House Calls is 2006 Canadian documentary film about Mark Nowaczynski, a Toronto physician and photographer who makes house calls to elderly patients unable to travel to a clinic or doctor's office. Written and directed by Ian McLeod, this National Film Board of Canada production received the Donald Brittain Award for Best Social/Political Documentary Program at the 2006 Gemini Awards.[1]

In addition to being one of the few doctors who perform house calls, "Dr. Mark" began taking black and white photographs to document the lives of his patients, in an effort "to open doors, to open eyes and hopefully to open people's hearts" to the plight of the elderly. The film focuses on three of Nowaczynski's patients: Connie, aged 93 and partially blind, who longs to go back to her cat Oscar; Joe, aged 86, whose arthritis makes getting on a streetcar or bus impossible; and Ria, who at 90, had been a patient of Dr. Nowaczynski for 20 years and had just accepted his offer to have him come to her house. For Ria, it was a point of pride that she was able to come to his office.[2]

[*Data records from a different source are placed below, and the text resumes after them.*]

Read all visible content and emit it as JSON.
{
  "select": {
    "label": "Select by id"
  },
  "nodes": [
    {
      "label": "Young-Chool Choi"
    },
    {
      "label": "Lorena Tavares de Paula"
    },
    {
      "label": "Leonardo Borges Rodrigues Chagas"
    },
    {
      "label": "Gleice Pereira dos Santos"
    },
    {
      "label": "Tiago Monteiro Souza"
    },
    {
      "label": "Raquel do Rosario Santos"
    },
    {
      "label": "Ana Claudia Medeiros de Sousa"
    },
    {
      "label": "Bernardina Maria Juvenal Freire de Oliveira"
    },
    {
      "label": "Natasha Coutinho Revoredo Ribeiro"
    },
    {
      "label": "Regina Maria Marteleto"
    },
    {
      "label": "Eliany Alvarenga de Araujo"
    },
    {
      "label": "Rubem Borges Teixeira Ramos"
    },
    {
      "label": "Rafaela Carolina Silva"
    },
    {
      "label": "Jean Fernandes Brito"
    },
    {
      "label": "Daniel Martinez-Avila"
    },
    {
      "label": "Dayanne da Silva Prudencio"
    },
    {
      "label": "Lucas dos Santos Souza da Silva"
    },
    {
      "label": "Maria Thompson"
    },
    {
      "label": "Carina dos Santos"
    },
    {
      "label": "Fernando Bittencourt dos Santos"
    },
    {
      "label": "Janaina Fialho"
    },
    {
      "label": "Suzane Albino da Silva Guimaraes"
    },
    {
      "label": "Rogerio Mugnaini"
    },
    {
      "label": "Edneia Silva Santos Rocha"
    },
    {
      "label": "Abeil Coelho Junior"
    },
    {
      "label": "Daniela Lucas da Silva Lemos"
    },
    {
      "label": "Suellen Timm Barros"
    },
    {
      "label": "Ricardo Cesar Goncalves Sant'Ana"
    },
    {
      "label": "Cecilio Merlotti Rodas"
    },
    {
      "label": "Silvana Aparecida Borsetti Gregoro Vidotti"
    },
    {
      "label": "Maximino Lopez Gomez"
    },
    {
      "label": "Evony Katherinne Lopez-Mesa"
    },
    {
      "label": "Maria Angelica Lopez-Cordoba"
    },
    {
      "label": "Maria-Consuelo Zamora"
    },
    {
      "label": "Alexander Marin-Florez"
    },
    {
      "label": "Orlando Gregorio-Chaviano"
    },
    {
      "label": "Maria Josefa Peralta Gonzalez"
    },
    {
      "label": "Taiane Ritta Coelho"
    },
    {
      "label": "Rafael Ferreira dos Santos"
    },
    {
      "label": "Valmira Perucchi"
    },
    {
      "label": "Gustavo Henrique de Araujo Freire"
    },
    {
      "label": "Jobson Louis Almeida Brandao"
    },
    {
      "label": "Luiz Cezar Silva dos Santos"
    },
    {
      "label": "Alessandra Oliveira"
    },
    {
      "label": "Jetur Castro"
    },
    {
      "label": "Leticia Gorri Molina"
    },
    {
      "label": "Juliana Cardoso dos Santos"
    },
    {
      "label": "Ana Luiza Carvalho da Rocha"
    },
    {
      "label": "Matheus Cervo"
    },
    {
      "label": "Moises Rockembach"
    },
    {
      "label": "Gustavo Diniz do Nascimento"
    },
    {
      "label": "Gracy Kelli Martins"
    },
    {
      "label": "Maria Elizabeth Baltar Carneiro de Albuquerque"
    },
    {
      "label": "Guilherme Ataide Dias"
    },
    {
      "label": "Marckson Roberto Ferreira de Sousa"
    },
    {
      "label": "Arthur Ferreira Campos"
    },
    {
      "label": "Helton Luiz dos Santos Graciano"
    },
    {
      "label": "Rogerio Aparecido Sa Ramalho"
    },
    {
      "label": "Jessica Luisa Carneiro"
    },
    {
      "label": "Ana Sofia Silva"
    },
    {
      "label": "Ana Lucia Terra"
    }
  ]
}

An Assistant Professor in the Department of Family and Community Medicine at the University of Toronto Faculty of Medicine, Nowaczynski was inspired by the work of documentary photographer Lewis W. Hine, a teacher who turned to photography as a way to document the plight of child labourers at the turn of the 19th century.[3]


  1. ^ "House Calls". NFB Collections page. 2006. Retrieved 2009-04-07. 
  2. ^ Greenaway. Liz (April 2006). "House Calls". Canadian Materials. Manitoba Library Association. XII (17). 
  3. ^ Brett-MacLean, Pamela (2007-05-27). "The elderly patient: in situ". CMAJ. Canadian Medical Association. Retrieved 2009-04-07.